Eine Reise im Schlafwagen – ein Erlebnisbericht

Am letzten Wochenende waren wir bei einer Freundin in Basel zu einer größeren Geburtstagsfeier eingeladen. Da uns das von Rendsburg in Schleswig-Holstein zu weit war, um mit dem Auto zu fahren, und fliegen für uns sowieso nicht infrage kommt, haben wir uns für den Schlafwagen der Bahn entschieden.

Da wir einen Hund haben, wäre eine Bahnfahrt am Tage nicht so gut zu bewerkstelligen gewesen, denn das Tierchen muss sich dann ja auch mal erleichtern können, was bei kurzen Stopps an Bahnhöfen nicht so richtig entspannt gewesen wäre. In der Nacht hingegen ist unser Hund ja gewohnt zu schlafen und eine längere Zeit nicht Gassi zu gehen.

So ein Schlafwagenabteil ist zwar nicht ganz günstig, aber die Aussicht, dann am Donnerstagabend loszufahren um 22 Uhr und am nächsten Morgen dann gleich erholt am Ziel anzukommen, erschien uns doch recht attraktiv. Zumal von Hamburg nach Basel auch ein Direktzug fährt, sodass nächtliches Umsteigen entfällt.

Die Deutsche Bahn bietet seit einigen Jahren keine Schlafwagenplätze mehr an, daher hat die Österreichische Bundesbahn (ÖBB) die Wagen übernommen, ein bisschen modifiziert und betreibt nun unter dem trendigen Signet „Nightjet“ die Nachtfahrten mit Schlafmöglichkeiten auf dem deutschen Schienennetz. Das hat dann immerhin den Vorteil, dass man nicht auf die extrem unzuverlässige Deutsche Bahn angewiesen ist, wenngleich deren runtergekommenes Streckennetz natürlich immer noch für Probleme und damit zusammenhängende Verspätungen sorgen kann – was bei uns auf der Hinfahrt auch der Fall war, als wir über eine Stunde zwischen Hamburg und Bremen in der Pampa rumstanden und deswegen am Ende gut 40 Minuten zu spät in Basel ankamen. Aber da wir dort ja keinen Anschlusszug brauchten, war das durchaus zu verschmerzen.
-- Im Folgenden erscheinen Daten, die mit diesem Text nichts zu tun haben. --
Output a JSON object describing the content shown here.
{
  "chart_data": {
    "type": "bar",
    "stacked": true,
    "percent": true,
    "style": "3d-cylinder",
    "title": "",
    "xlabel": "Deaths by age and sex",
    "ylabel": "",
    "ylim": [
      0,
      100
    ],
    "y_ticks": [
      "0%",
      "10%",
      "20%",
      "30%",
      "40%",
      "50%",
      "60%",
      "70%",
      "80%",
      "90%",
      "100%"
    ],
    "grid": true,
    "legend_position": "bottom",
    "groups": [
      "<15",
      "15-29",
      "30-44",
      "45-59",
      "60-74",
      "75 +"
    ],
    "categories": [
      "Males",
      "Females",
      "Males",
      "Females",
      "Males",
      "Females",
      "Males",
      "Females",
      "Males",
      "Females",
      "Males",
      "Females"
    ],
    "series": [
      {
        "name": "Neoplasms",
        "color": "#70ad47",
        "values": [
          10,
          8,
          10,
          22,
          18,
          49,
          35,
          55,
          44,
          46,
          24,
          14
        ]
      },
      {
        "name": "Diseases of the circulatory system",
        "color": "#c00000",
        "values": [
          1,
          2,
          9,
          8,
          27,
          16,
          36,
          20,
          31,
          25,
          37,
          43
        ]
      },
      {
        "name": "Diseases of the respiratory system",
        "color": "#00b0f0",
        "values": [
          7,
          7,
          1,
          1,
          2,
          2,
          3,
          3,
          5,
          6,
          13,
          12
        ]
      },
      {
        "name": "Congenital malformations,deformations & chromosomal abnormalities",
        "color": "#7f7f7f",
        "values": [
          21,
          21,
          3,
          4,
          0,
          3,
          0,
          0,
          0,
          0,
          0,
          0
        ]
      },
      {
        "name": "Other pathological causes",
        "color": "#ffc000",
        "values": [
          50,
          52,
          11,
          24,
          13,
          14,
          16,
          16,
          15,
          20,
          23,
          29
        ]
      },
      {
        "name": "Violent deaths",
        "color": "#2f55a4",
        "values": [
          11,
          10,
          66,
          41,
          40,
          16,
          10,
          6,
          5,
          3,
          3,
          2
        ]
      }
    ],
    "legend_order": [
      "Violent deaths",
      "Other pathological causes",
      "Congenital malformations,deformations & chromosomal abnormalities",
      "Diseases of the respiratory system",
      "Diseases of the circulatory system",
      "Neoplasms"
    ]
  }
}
Was hingegen schon etwas belastender war, war die Enge in dem Abteil. Und dabei hatten wir auf der Hinfahrt sogar noch ein Viererabteil, bei dem dann zwei Pritschen (als Betten kann man das kaum bezeichnen) nicht heruntergeklappt waren. Dort hatten wir dann zumindest eine kleine Sitzbank.

Ansonsten war immer viel Tetris angesagt, denn es gab im Grunde keine Ablage fürs Gepäck. Zwar fand sich über dem Fenster ein Metallgitter zur Gepäckaufbewahrung, das war allerdings so dicht an der Abteildecke dran, dass da weder unser kleiner Koffer noch unsere Rucksäcke reingepasst haben. Zum Glück waren wir ja nur für ein verlängertes Wochenende unterwegs, sodass wir keine größeren Koffer oder Reisetaschen dabeihatten.

So kauerten wir auf der Sitzbank, und fragten uns, wie man sich wohl zu viert in diesen schon zu zweit reichlich beengten Räumlichkeiten fühlen würde. Dabei sichteten wir die Papiertütchen, die wir bekommen haben: Darin fanden sich eine Schlafmaske, Ohrstöpsel, Einmal-Filzpuschen (dringend notwendig, wenn man nachts mal auf die Toilette muss und dann nicht seine Schuhe anziehen möchte – barfuß empfiehlt sich das in keinem Fall), zwei Miniatur-Manner-Schnitten, eine kleine Tüte mit irgendwelchen etwas merkwürdig schmeckendem Krümelkram auf Gemüsebasis, ein kleiner Wachschlappen und ein Stückchen Seife. Dazu gab es dann später vom Schaffner auch noch eine Picoloflasche Sekt, um so zumindest formal den Eindruck von Luxus und Komfort zu erwecken.

Allerdings konnte und der Schaffner auch nicht weiterhelfen mit der Klimaanlage. Diese pustete wie blöde sehr kalte Luft unter der Sitzbank heraus, was das Sitzen dort nicht sehr angenehm machte und zudem recht laut war. Die einzige Möglichkeit, das zu regulieren, bestand dann darin, an einem Regler die Temperatur zu ändern, sodass dann zusätzlich zur immer noch sehr kalten Luft unter der Bank warme Luft aus der Heizung am Fenster entströmte. Aber das kann’s ja irgendwie auch nicht sein.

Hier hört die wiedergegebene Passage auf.